The agents are organized to cover the full lifecycle of scientific communication:

Manuscript Writing follows the IMRAD structure (Introduction, Methods, Results, Discussion), with additional agents for abstracts, conclusions, and title generation. Each agent understands the conventions of its section — the Methods agent writes in past tense passive voice, the Results agent presents findings without interpretation, and so on.

Clinical Reports includes agents trained on CONSORT (for randomized trials), STROBE (for observational studies), and PRISMA (for systematic reviews) reporting guidelines.

Research and Literature features agents for hypothesis generation, research question lookup (powered by Perplexity’s academic search), and systematic literature review synthesis. The research lookup agent connects to Perplexity’s sonar-pro-search model to find relevant academic papers in real time.

Grant Writing provides templates and agents for major funding agencies: NSF, NIH, DOE, and DARPA. Each agent understands the specific review criteria and formatting requirements of its target agency.

Visual Communication is where things get particularly interesting. Agents for scientific schematics use Gemini models with an iterative quality review loop — they generate a diagram, evaluate it against quality thresholds, and refine it until it meets the standard. This covers scientific figures, infographics, LaTeX/PPTX posters, and presentation slides.

Support Agents handle citation management, venue-specific templates (journal formatting, conference requirements), and general editing for clarity and conciseness.

Smart Backend Routing

Not all writing tasks need the same AI backend. OpenCode Scientific Writer implements intelligent routing:

  • General writing and editing queries go to the Parallel Chat API for fast, broad-competence responses
  • Academic paper searches and research lookups are routed to Perplexity’s sonar-pro-search, which is specifically tuned for scholarly literature
  • Diagram and figure generation uses Gemini models, which have strong visual generation capabilities

This routing happens transparently — you just invoke the agent you need, and the plugin selects the optimal backend automatically.

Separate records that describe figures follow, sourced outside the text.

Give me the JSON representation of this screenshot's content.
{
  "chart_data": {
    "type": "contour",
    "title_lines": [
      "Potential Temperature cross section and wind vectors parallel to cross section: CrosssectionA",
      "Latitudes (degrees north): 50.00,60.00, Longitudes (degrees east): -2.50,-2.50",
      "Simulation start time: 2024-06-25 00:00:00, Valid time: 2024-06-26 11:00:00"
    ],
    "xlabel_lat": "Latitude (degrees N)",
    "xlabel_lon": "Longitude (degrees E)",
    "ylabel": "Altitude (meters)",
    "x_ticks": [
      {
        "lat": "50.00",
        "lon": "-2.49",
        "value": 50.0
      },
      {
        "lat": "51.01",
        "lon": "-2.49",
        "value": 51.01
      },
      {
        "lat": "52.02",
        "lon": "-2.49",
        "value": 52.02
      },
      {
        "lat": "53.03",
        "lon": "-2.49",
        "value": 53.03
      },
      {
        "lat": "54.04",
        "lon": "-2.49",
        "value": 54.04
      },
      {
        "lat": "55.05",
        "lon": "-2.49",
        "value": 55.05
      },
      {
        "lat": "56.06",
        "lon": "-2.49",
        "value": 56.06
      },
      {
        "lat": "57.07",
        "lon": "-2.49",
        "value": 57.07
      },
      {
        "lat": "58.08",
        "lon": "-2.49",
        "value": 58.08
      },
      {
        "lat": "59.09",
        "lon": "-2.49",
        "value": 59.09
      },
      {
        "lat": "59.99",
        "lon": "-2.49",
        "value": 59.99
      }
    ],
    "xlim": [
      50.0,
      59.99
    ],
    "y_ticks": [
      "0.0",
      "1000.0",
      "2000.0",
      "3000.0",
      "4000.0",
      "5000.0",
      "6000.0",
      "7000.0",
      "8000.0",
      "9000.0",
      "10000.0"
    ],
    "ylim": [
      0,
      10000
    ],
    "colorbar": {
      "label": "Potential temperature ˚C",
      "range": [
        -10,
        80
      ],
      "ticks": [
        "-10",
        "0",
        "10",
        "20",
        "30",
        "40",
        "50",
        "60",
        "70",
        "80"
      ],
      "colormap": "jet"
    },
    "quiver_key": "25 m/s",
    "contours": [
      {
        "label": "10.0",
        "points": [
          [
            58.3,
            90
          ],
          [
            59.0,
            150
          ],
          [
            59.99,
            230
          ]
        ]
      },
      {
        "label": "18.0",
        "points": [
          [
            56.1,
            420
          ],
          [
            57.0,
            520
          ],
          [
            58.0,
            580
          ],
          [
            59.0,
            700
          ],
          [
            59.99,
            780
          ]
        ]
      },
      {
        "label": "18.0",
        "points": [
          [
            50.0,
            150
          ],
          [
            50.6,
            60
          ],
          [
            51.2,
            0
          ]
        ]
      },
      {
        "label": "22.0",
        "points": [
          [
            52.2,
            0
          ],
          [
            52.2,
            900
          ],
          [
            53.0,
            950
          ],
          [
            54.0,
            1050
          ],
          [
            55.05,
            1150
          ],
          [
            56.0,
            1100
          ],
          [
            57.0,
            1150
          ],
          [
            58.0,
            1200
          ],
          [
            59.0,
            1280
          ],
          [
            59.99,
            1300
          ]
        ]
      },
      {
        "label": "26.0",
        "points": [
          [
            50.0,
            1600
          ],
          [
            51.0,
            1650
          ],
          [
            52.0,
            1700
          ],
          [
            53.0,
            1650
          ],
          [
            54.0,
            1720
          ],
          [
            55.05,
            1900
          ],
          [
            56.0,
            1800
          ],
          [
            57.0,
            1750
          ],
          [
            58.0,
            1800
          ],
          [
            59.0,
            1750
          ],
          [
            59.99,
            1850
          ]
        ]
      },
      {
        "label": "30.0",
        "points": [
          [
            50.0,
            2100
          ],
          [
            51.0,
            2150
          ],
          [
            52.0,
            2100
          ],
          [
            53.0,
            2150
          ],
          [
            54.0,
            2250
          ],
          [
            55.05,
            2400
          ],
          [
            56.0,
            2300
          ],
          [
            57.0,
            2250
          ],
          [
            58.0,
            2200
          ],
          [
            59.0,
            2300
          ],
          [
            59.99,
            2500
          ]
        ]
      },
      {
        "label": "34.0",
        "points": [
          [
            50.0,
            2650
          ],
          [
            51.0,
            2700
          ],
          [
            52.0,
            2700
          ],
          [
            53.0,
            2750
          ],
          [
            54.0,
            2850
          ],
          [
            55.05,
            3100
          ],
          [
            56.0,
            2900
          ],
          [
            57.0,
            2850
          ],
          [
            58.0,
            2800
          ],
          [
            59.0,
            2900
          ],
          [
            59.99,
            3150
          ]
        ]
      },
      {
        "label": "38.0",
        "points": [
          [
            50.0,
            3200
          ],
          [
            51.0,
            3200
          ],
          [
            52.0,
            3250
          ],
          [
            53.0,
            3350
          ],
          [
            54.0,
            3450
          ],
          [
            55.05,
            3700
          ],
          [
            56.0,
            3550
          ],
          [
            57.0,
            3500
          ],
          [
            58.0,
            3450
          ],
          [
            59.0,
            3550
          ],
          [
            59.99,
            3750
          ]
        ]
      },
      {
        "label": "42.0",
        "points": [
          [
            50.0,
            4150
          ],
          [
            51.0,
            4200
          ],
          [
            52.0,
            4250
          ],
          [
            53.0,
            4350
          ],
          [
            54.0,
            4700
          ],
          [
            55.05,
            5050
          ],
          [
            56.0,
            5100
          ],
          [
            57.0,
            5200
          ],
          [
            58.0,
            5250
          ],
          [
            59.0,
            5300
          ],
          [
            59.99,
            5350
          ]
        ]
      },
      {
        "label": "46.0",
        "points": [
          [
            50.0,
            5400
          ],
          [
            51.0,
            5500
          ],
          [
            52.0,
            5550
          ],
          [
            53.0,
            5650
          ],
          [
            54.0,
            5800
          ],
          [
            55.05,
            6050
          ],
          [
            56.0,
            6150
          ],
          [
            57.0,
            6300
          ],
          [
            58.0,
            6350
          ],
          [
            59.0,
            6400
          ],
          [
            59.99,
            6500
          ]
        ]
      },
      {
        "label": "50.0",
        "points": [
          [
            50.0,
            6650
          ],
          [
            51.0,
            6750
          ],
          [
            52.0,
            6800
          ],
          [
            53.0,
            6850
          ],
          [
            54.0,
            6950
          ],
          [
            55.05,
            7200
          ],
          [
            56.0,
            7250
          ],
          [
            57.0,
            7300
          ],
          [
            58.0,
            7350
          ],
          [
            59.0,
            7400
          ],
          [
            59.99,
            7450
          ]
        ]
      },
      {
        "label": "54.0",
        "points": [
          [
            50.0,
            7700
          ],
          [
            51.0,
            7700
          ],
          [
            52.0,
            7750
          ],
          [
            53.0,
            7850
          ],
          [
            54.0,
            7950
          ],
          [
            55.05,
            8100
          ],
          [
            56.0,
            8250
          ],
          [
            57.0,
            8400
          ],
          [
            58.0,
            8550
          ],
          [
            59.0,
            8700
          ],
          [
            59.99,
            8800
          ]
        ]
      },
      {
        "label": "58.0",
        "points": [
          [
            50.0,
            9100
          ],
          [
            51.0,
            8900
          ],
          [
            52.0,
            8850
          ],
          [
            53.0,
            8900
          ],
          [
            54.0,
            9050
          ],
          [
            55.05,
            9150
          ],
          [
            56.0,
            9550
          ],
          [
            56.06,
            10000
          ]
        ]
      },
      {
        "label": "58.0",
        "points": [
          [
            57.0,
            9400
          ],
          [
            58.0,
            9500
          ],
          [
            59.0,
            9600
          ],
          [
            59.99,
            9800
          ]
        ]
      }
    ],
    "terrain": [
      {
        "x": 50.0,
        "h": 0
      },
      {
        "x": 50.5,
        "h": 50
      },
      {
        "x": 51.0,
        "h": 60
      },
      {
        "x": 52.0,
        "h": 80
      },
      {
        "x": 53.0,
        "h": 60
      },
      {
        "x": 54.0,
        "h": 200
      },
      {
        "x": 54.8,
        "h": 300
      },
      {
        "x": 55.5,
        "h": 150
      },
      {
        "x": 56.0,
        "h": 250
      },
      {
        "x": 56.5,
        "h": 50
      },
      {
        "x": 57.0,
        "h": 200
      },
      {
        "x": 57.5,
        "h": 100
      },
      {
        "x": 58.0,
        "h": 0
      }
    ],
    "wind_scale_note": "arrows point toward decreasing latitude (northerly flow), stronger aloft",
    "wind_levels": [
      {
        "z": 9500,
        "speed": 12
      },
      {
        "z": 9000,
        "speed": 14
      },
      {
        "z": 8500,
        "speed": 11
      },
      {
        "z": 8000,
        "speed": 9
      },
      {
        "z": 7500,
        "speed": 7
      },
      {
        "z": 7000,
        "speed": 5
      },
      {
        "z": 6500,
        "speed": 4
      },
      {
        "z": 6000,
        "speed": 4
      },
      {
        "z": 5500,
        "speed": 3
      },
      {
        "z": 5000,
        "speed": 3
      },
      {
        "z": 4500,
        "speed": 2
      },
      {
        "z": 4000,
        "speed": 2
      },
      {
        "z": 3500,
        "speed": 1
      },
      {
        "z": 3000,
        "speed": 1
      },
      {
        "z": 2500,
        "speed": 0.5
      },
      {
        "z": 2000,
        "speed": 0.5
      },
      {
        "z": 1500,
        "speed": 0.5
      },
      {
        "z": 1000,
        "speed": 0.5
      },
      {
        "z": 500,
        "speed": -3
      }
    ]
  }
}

Quality-Controlled Diagram Generation

One of the features I am most proud of is the iterative quality control for diagram generation. Scientific figures have a higher bar than casual illustrations — axes need labels, schematics need consistent styling, flowcharts need logical clarity. The diagram agent generates a draft, evaluates it against document-type-specific quality thresholds (a poster figure has different requirements than a journal figure), and iterates until the quality score passes. This multi-pass approach dramatically reduces the “almost right but not quite” problem that plagues single-shot AI image generation.

What I Learned

Building this plugin was a crash course in several areas:

  • Plugin architecture — designing a system that is modular enough to host 24 agents while remaining coherent and maintainable
  • Multi-agent system design — orchestrating agents that sometimes need to work in sequence (research, then outline, then draft) and sometimes independently
  • Prompt engineering for domain-specific AI — crafting prompts that encode scientific writing conventions, not just generic writing ability
  • API integration — connecting multiple AI backends (chat models, search APIs, image generation) behind a unified interface
  • Scientific publishing conventions — deepening my understanding of IMRAD, CONSORT, STROBE, PRISMA, and agency-specific grant structures

The goal of OpenCode Scientific Writer is not to replace the researcher’s voice or judgment. It is to handle the scaffolding — the structure, the formatting, the boilerplate — so you can focus on the science itself.

The plugin is available at github.com/loganylchen/opencode-scientific-writer.